Instead of apologising and compensating for its misadventures on Pakistani soil, USA’s arrogance and lack of impropriety has been shown by its administration yet again, especially by releasing ‘peanut’ aid conditional to Pakistan’s action against the Haqqani network, supposedly operating against the foreign forces in Afghanistan from across the border. It needs to be ignored with contempt, as this incongruous demand has surfaced again, after its memogate ploy backfired and days of intense activity in the US hierarchy failed to make any dent in the Pakistani resolve at the official and people’s level over the American excesses.

When Yousuf Raza Gilani assumed the office of Prime Minister and ordered the judges’ release, I wrote that a real breakthrough had been achieved by restoring the judiciary. This decision - I had hoped - would become the stepping stone for the new setup to ensuring the rule of law in Pakistan. My appeal to the country’s patriotic forces was that they should frustrate any move by their adversaries and not allow the ray of hope appearing on the horizon to disappear or die down. Little did I know then that even this, apparently, democratic order had been brokered by the same outside power, which has held Pakistan in ransom soon after its appearance on the world map, due to the self-seeking agenda of Pakistani leadership. That has remained in disarray because of the early demise of its Founding Father, Quaid-i-Azam Mohammed Ali Jinnah.

What has happened ever since is a continued slide downstream. Despite assurances, the judges could only be restored with street pressure and a word from, you know where. Contrary to the protestations from every corner of the country to let national institutions function within their respective spheres without interference in each other’s’ affairs, there has been continued defiance of the ‘highly restrained’ judiciary’s orders by the executive. That has also failed to build bridges with the armed forces, despite its unambiguous demonstration of sincerity and obedience to the executive authority.
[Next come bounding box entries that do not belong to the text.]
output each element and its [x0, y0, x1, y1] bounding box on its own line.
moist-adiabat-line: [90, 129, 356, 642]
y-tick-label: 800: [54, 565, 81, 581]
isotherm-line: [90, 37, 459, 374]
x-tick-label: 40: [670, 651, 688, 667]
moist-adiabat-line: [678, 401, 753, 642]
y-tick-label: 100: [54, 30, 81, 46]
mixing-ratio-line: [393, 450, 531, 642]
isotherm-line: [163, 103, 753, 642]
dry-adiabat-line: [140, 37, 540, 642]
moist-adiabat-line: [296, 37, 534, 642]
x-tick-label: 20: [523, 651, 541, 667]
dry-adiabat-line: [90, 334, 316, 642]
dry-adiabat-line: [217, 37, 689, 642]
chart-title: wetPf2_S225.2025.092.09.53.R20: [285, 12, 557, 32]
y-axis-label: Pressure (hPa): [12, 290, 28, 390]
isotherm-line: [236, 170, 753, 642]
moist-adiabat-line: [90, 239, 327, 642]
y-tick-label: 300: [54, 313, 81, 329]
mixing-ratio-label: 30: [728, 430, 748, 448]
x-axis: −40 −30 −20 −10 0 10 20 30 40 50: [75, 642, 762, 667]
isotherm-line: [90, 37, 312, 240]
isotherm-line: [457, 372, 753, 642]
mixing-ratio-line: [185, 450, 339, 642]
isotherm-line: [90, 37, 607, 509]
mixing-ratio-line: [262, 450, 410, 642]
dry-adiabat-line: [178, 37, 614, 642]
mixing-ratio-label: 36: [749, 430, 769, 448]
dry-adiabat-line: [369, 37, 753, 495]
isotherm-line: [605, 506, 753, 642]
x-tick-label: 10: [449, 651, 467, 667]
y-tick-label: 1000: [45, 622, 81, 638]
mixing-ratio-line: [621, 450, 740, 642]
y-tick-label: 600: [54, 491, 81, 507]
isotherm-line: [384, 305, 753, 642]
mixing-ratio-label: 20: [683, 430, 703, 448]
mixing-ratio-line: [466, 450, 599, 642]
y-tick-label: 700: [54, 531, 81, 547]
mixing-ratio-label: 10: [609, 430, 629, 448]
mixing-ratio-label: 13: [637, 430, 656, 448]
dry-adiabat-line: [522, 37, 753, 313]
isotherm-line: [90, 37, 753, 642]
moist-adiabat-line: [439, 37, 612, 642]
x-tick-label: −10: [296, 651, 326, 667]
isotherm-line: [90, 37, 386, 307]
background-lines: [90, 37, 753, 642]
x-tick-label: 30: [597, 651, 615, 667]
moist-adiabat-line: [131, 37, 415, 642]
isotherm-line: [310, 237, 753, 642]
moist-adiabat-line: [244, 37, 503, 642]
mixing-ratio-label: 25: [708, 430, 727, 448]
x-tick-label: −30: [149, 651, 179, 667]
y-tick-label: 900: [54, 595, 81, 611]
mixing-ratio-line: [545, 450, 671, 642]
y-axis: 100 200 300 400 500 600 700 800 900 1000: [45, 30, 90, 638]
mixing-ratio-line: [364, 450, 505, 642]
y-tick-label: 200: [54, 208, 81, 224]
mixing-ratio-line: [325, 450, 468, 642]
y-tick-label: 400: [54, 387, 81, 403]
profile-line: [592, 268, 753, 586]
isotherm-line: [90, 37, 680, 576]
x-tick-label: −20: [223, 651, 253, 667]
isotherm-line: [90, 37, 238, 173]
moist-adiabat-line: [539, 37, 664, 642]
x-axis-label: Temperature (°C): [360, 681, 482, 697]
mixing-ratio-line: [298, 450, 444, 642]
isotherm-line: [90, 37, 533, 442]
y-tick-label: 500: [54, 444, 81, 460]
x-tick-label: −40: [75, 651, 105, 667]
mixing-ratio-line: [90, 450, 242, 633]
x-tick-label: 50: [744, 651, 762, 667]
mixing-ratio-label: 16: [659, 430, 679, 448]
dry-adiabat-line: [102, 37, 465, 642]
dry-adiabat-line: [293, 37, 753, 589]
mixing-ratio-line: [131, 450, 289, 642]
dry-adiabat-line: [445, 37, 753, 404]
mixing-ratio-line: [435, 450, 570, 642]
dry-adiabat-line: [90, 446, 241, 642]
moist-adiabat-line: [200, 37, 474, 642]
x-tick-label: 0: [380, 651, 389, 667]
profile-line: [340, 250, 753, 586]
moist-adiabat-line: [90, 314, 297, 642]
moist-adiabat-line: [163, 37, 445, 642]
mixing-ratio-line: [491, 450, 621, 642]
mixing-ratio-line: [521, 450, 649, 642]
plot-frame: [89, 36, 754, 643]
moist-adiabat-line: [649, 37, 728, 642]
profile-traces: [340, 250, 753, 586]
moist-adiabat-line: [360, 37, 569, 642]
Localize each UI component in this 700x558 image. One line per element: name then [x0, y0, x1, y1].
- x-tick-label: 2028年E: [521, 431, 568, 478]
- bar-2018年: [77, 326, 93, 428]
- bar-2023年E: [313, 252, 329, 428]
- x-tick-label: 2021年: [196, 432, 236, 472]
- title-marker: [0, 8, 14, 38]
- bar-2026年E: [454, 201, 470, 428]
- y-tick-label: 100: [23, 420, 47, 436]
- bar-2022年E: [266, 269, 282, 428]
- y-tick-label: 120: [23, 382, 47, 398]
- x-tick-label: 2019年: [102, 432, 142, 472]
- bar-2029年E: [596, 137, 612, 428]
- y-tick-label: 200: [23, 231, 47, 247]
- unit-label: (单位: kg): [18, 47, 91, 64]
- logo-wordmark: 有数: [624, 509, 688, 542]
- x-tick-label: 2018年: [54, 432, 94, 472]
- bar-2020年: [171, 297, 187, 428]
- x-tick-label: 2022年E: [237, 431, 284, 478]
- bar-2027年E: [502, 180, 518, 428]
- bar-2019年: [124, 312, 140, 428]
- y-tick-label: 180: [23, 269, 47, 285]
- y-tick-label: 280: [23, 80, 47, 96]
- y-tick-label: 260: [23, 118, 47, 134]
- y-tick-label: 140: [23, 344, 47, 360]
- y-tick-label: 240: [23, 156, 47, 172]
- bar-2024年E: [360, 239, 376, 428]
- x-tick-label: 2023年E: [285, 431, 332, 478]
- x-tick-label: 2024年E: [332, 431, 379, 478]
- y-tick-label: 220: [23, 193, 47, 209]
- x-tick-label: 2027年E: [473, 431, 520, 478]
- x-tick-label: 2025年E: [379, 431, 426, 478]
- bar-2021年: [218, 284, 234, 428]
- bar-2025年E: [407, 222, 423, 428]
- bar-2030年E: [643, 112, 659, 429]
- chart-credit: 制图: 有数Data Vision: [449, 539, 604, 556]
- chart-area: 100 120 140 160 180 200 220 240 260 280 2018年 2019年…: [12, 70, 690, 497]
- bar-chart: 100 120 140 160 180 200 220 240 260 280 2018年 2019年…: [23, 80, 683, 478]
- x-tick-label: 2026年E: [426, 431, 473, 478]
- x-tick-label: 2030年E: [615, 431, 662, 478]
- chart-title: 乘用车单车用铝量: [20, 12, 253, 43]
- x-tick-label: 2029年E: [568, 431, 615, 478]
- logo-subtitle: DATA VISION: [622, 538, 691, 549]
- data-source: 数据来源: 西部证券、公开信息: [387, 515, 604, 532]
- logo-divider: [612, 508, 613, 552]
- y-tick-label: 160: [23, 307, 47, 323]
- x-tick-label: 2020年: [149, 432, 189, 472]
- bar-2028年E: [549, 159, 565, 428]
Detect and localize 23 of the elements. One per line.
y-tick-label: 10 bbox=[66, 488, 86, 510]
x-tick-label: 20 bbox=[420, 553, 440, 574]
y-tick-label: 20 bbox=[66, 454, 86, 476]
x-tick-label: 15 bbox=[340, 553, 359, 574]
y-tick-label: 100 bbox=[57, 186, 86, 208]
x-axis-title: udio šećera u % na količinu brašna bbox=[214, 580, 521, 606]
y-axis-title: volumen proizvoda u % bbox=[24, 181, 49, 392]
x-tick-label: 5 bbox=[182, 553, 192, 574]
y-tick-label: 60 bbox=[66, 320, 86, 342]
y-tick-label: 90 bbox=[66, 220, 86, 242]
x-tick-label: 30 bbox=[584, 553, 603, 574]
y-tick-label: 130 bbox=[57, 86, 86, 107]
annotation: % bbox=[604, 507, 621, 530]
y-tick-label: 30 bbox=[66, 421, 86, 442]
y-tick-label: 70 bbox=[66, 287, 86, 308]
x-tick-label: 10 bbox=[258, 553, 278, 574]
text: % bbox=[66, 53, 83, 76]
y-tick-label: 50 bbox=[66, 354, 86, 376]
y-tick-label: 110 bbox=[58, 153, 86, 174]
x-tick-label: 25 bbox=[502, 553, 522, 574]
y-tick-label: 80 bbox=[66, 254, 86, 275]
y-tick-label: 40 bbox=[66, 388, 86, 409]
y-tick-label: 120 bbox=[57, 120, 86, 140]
Had the judicial restraint and extraordinary gesture shown by the military been reciprocated, the government would neither have found itself in a suicide mode-like handling of the memo scandal, nor would it have had cold feet on many occasions on which it ought to have stood up such as the Kerry-Lugar sell-out package, the Raymond Davis episode, the Abbottabad swoop, and the Nato assault on the Salalah checkpost. The realisation that a force in a mercenary mode can never boast of sovereignty, and needs to face up, nevertheless, has come to the Pakistan government belatedly when a lot of irreparable damage has been caused to national polity.

The government tried to bulldoze the approval of Kerry-Lugar Bill as a great deal; made noise about Davis’s daylight blue murder of Pakistani youth, but eventually facilitated his exoneration with a VIP send-off; it instantly congratulated the US over Osama’s supposed recovery and killing in Abbottabad and praised it as a great victory. Even after doing everything according to US bidding, Nato was emboldened to such an extent that it attacked and killed 24 Pakistani jawans. And yet our leadership had the cheek to proclaim that no foreign boots on ground would be tolerated, as if these invaders - the so-called security contractors and trainers - were Martians.

Indeed, there is always a time of redemption, if you have the courage of your convictions. Whenever in the past, the government was asked to redefine and renegotiate its terms of engagement with the US, Nato and Isaf, keeping in view Pakistan’s security and economic requirements, it was scoffed by the agents of the West, as a beggar’s bid to choose. However, now that the government has finally put its foot down, even the staunchest of Pakistan supporters suspect that with some renewed trickery by the West, this stand off might end with little or no gains achieved. So before that eventuality is encountered, it is time to recount and claim what is clearly due, besides pragmatically arresting the American war proliferating into Pakistan’s own backyard:

i    An unqualified written apology by Washington over the Salalah checkpost.

i    Compensation for the martyred, according to the demand and satisfaction of the bereaved families.

i    Written assurance through the UNO that misadventures violating Pakistan’s territorial sovereignty will not be repeated, and that the two will work in tandem towards the de-escalation of the armed action in Afghanistan and a peaceful settlement will be negotiated to facilitate an honourable allied force withdrawal.

i    In order to rebuild the shattered confidence and allay Pakistan’s concerns, Washington must enter a similar strategic nuclear deal with Islamabad as with New Delhi, and also reverse India’s policing role in Afghanistan.

i    Pakistan has suffered over $70 billion, since thoughtlessly agreeing to fight America’s war, which should be reimbursed.

i    Pakistan sustains a huge loss on account of hosting over 30 million Afghan refugees whose numbers has multiplied over the last three decades. This should be quantified and the costs continually reimbursed to Pakistan by the world community through a UN mechanism, until these refugees can be repatriated back.

i    With the above conditions fully met, Pakistan will only allow food supplies and non-military provisions through its territory at predetermined transit cost.

If most of this does not happen, you will be back to square one.

The writer is a freelance columnist.